Lecture 1: The Problem of Evil and the Argument from Evil
Professor van Inwagen defends his decision to approach the problem of evil by way of an examination of the argument from evil. He distinguishes several different problems of evil and several different arguments from evil. He examines the contention that there is an overarching problem of evil, a problem that confronts both theists and atheists, and concludes that this contention is simply false.
Lecture 2: The Idea of God
Van Inwagen presents a list of the ‘divine attributes’. He tries to answer the question: To what extent is it possible to revise the traditional list of divine attributes without simply replacing the concept of God with another concept?
Lecture 3: Philosophical Failures
The thesis of these lectures is that the argument from evil is a failure. But what is it for a philosophical argument to fail? He proposes that a philosophical argument fails if it cannot pass a certain test. The test is an idealization of a debate in the ‘Oxford Union’ sense of debate. That is, the argument is presented by an ideal proponent of the argument to an ideal audience that is, initially, truly neutral about its conclusion; the proponent lays out the argument in the presence of an ideal critic whose brief it is to point out any weaknesses it may have to the audience of ‘ideal agnostics’. If—given world enough and time—the proponent of the argument is unable to convince the audience that they should accept the conclusion of the argument, the argument is a failure.

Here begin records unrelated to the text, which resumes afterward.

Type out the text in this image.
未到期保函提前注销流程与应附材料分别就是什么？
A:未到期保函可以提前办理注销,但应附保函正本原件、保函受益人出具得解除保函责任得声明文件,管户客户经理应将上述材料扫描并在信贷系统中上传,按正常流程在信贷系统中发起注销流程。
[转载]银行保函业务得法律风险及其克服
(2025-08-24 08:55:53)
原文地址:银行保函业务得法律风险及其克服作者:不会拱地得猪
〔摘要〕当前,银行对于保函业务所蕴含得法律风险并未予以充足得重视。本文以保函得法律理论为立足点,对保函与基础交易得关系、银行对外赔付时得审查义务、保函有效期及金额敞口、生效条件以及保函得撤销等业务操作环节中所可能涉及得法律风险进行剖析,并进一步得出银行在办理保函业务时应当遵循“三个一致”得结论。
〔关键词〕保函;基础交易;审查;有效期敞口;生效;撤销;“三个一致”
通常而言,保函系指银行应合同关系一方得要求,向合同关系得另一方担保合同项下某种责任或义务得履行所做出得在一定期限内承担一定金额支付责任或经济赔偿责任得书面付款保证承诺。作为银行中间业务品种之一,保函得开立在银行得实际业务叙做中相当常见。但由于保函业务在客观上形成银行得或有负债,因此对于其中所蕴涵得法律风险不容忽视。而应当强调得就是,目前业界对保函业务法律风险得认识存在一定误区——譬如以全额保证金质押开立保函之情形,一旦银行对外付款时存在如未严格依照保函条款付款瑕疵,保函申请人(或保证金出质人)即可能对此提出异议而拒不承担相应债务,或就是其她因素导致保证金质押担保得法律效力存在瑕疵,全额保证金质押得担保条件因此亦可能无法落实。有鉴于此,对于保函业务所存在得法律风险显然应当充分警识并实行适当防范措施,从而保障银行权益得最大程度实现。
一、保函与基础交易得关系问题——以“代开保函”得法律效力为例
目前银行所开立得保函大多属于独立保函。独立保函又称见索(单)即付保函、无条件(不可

Lecture 4: The Global Argument from Evil
The global argument from evil proceeds from a premise about the totality of the evil that actually exists. Having examined and refuted the popular contention that there is something morally objectionable about treating the argument from evil as ‘just one more philosophical argument’, van Inwagen examines the argument presented to an audience of ideal agnostics, and the beginnings of an exchange between Atheist, an idealized proponent of the argument, and Theist, an idealized critic of the argument. The idea of a ‘defence’ is introduced: that is, the idea of a story that contains both God and all the evils that actually exist, a story that is put forward not as true but as ‘true for all anyone knows’. He represents Theist as employing a version of the ‘free-will defence’, a story according to which the evils of the world result from the abuse of free will by created beings.
Lecture 5: The Global Argument Continued
He examines three philosophical theses about free will, each of which would, if it were true, refute or raise difficulties for Theist’s attempt to reply to the argument from evil by employing the free-will defence: 1) that free will is compatible with determinism; 2) that an omniscient being would know what anyone would freely do in any counterfactual circumstances; 3) that free will is incompatible with divine foreknowledge. Having shown how Theist can show that these theses are doubtful (Theist’s use of the free-will defence does not require him to refute the theses), he passes on to a consideration of one of the sharpest arrows in Atheist’s quiver, ‘natural evil’—that is, suffering due to natural events that are not caused by acts of human will, free or unfree. He represents Theist as employing a version of the free-will defence that supposes a primordial separation of our remote ancestors from God, and as defending the conclusion that, according to this story, the suffering of human beings is caused by the abuse of free will. He invites the audience to consider carefully the question whether ‘ideal agnostics’ would indeed react to this story by saying, ‘That story is true for all we know.’
Lecture 6: The Local Argument from Evil
Local arguments from evil proceed not from a premise about ‘all the evils of the world’, but from a premise about a single horrible event. They take the form, ‘If there were a God, that would not have happened.’ He defends the conclusion that even if Theist’s arguments in the two previous lectures are indisputably correct, they do not refute the local argument, which is really an argument of a quite different kind. If Theist’s response to the global argument is correct, it provides materials from which a reply to the local argument can be constructed. This reply, oddly enough, turns on considerations of vagueness.
Lecture 7: The Sufferings of Beasts
Since there were non-rational but sentient organisms long before there were human beings, the free will defence cannot account for the sufferings of those organisms. (At one time, it might have been possible to say that the sufferings of beasts were due entirely to corruption of nature that was consequent on our first ancestors’ separating themselves from God. It is obviously no longer possible.) He presents a defence that purports to account for the sufferings of pre-human beasts and all the more recent sufferings of beasts that cannot be ascribed to the abuse of free will by human beings.
Lecture 8: The Hiddenness of God
The problem of evil can sometimes seem to be a special case of a more general problem, the seeming absence of God from the world, the conviction that, if there is a God at all, he is ‘hidden’. In this lecture, he raises the question: What does it mean, what could it mean, to say that God is hidden? The answer to this question, according to the lecturer, turns on an understanding of the divine attribute of omnipresence. When this attribute is properly understood, the conviction that God is in any sense hidden can be seen to make no sense. He considers this question: Why does God not make his reality manifest to us by causing obviously miraculous events that are plainly visible to everyone?